Search Limit Doesn't Work+discussion
I think we need to ticket this one. very weird.
Actually, wait, isn't this the right behavior?
I'm thinking the per-page-limit and the total limit are 2 different things. If you limit the search to 10, then there can't be more than 10 results (so there wouldn't be anything to page to).
Sounds like what you're wanting is a separate setting for per-page limit, no? To me these seem like different concepts.
--Ethan McCutchen.....Mon Feb 22 09:02:52 -0800 2010
OR, I guess another way to deal with this would be just to have limit, but to have views with no paging (or a setting or something)
--Ethan McCutchen.....Mon Feb 22 10:13:35 -0800 2010
I'm thinking have limit in WQL, as you say, determine how many results are returned, period (WQL is about content, not presentation). (And update CQL Syntax, which says, "Limit takes a number, which determines how many cards will be shown at once. This gets passed directly into the SQL.") Note that the current behavior is flaky on this; see offer paging interface consistently. We could just rename that to stop offering paging interface based on limit.
Then implement a paging command for inclusions, which (as now) defaults to 20 (50 if you're looking at the card as _main). E.g.,
Figure? Ticket?
--John Abbe.....Sat May 01 16:42:18 -0700 2010
If we have a way to turn paging off (which we know we want) and if we fix bugs in limit (which won't get fixed by changing the name to paging, of course) then the only use case we won't be ready to solve is when we want to set a hard limit that is different from the paging number. I realize that may come up, but we don't actually have any real use cases pushing that.
A clarification: when you say "WQL is about content, not presentation", I largely agree, but should make several points.
- The paging/offset numbers, however we represent them, MUST make it to SQL. That almost certainly means they're in ruby WQL. It doesn't necessarily mean they're in JSON wql (ie search card content), but if it's in ruby and not in json, we need a mechanism for that.
- I had been thinking that we would be able to set paging defaults in WQL and override them in inclusion syntax, much as we do with views. If it's important to take the paging defaults out of WQL, should we do the same with views? (note that both will also likely become settings, with the override pattern being inclusion trumps WQL trumps setting)
- It's not clear to me that we have definitions of content and presentation that make it clear that a constraint on the total number of matching records is one and a constraint on a current sublist is another.
To me, the priority should be as follows:
- fix the current paging bugs
- have a means of hiding paging (needs design)
- nail down our mechanism of distinguishing between paging limits and total limits. (Needs more design and migration path.)
--Ethan McCutchen.....Mon May 03 10:57:10 -0700 2010
(just posted a fix to the main one that this support ticket was originally about)
--Ethan McCutchen.....Mon May 03 12:24:56 -0700 2010
I have several active uses cases for paging being less than limit:
In the Group Pattern Language sidebar:
http://grouppatternlanguage.org/wagn/Patterns_Menu (not the first few lists, but the "Recently Added")
http://grouppatternlanguage.org/wagn/News
In the sidebar of PA wiki:
http://processarts.wagn.org/wagn/Table_of_Contents
http://processarts.wagn.org/wagn/name8%2B*right%2B*content
It would be great if we could have a way to preserve the current behavior of these cards, simultaneous with 1. or at least not long thereafter.
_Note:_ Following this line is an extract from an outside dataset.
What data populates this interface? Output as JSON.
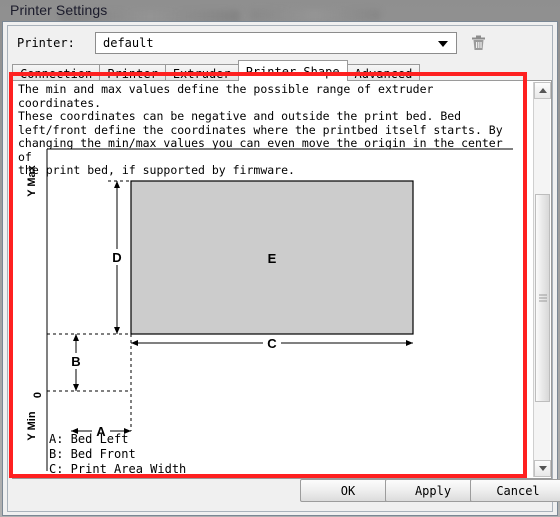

Not sure if this is what you meant by 3., or if that's something else.
--John Abbe.....Wed May 05 02:51:00 -0700 2010
So, in each of those, you want to cap the total limit of the search results or something?
Fixing the current paging bugs does preserve the current behavior (I've already done it but we haven't deployed those changes to pinz yet). It still uses "limit" to determine the results per page, whereas the total number of items comes from the total returned by the search (without a limit). It just works consistently now.
I don't think these use cases show a need for two settings - they achieve everything you want with one. I'm sure there *are* use cases where we want to set both, but I still don't know any.